Um clube. SC Braga. Em casa somos todos do “Braguinha”.
Uma figura. Marcelo Rebelo de Sousa. Tenho até fotos com ele.
Um vício. Fumo desde os 15 anos.
Um sítio. Adoro praia, como o Algarve. Mas tenho três sítios muito especiais: Sameiro, Bom Jesus (sobretudo a capela do Senhor do Monte) e Fátima. Já fui quatro vezes a Fátima a pé por causa da minha filha de 32 anos, que aos 18 teve um grave acidente de carro e saiu do coma, por isso fui agradecer o milagre.
Um momento. Quando casei não tive lua de mel. Nos 25 anos de casada tive uma festa bonita: passei a noite no Hotel Meliã e marcou-me muito; foi simples e fez a diferença.

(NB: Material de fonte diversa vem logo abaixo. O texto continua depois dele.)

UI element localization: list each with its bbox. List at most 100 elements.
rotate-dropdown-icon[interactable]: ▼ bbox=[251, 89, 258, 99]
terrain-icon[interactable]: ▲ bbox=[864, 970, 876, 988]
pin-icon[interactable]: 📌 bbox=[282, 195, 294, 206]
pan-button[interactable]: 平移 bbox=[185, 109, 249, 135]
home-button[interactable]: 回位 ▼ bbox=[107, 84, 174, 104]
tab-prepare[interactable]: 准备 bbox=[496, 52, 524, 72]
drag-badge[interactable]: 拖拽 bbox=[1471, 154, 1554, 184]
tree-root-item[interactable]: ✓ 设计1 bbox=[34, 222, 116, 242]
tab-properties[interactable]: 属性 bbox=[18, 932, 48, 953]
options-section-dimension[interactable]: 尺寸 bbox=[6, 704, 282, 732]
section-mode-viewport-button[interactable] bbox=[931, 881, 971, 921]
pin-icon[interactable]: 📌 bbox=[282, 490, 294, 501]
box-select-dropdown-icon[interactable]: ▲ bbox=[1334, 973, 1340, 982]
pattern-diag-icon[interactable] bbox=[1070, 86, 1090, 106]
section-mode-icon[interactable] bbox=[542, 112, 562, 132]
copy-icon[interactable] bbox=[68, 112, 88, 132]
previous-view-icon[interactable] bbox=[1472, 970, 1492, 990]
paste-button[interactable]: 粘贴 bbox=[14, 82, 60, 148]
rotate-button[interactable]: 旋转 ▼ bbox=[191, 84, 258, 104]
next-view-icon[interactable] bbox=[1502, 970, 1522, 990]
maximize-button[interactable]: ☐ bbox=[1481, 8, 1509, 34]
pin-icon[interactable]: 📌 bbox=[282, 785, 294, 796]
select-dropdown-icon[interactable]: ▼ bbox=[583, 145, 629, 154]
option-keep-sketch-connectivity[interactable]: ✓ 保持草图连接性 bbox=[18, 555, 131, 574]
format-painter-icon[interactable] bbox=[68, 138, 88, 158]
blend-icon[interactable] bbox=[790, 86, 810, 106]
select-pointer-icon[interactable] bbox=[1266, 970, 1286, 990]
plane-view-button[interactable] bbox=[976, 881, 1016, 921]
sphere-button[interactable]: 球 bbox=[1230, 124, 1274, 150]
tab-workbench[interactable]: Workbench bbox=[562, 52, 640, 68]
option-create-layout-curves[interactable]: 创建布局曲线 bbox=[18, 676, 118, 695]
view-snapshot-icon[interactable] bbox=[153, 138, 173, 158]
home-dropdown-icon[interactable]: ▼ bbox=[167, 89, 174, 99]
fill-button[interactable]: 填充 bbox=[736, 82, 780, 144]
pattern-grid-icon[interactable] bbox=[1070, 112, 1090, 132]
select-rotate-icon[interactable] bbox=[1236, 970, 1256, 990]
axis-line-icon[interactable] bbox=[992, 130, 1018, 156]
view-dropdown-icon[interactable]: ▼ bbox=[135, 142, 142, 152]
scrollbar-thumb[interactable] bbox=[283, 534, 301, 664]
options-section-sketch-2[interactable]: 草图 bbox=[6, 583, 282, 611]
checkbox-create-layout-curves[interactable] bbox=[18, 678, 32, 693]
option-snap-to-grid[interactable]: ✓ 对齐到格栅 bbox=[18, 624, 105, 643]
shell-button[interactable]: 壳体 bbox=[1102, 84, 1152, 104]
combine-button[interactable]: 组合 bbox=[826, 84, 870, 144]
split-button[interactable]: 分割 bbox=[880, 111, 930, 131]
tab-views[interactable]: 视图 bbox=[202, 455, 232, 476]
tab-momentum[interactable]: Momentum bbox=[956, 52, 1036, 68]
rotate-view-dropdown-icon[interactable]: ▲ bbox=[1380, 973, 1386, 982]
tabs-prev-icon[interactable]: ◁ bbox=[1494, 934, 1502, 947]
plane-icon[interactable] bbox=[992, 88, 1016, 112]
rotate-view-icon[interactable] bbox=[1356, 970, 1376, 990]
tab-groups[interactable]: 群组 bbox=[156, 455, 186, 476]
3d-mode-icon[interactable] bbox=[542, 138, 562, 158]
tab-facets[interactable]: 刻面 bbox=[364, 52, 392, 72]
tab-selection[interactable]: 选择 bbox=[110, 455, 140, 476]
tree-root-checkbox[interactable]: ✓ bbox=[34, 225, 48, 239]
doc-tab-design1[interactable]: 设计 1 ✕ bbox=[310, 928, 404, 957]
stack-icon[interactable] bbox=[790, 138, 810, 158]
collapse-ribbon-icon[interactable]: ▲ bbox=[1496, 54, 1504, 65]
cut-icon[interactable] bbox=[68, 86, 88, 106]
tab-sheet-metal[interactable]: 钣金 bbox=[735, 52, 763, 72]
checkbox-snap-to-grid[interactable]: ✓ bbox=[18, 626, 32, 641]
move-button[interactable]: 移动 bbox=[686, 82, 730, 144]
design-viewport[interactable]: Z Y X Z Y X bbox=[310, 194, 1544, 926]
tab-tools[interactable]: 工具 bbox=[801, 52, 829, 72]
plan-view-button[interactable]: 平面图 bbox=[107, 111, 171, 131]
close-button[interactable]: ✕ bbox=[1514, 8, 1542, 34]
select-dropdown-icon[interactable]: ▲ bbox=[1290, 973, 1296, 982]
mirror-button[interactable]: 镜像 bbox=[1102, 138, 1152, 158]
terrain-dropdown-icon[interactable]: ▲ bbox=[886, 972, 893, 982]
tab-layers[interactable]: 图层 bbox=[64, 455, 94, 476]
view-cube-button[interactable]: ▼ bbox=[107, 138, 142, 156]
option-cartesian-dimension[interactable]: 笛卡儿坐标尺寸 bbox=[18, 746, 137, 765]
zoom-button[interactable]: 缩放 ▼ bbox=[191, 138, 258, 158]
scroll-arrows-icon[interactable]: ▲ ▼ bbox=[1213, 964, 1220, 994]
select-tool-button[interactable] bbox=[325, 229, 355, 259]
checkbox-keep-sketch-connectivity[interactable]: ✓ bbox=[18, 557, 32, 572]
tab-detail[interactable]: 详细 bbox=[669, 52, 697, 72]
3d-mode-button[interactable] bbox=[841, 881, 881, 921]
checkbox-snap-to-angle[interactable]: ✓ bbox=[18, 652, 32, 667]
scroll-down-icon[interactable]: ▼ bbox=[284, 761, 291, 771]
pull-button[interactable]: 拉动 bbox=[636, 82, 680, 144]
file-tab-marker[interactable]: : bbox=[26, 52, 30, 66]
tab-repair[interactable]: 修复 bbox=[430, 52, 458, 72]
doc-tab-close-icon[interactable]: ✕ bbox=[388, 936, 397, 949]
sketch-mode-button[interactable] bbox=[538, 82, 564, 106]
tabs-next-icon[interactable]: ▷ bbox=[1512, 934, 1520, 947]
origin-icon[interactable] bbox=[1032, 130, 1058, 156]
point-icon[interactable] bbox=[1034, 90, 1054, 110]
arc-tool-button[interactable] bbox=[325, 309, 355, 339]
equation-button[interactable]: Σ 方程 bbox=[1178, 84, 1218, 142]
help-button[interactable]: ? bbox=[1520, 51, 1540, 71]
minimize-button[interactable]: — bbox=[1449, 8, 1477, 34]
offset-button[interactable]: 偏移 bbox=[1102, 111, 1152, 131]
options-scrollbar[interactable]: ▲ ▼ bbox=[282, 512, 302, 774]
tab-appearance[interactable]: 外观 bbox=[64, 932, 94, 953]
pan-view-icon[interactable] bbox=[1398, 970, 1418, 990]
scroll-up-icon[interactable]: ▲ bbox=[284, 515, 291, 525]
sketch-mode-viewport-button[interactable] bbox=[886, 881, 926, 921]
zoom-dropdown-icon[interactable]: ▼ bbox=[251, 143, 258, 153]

Um sonho. Quero que os meus filhos estejam bem e isso faz-me feliz. Sou humilde. Olhe, nunca pensei que ia andar de avião e fui às ilhas Canárias visitar uma irmã. [pausa] Bem, o meu sonho é ter férias uma vez por ano sem fazer nada, só “praia, comer e dormir”! [risos]
A UMinho. É uma segunda casa. Tenho orgulho em trabalhar aqui. Esta universidade cresceu muito e os alunos gostam de vir estudar para Braga e Guimarães. E na UMinho também se come muito bem, os que já estiveram noutras universidades comparam e dão-nos valor.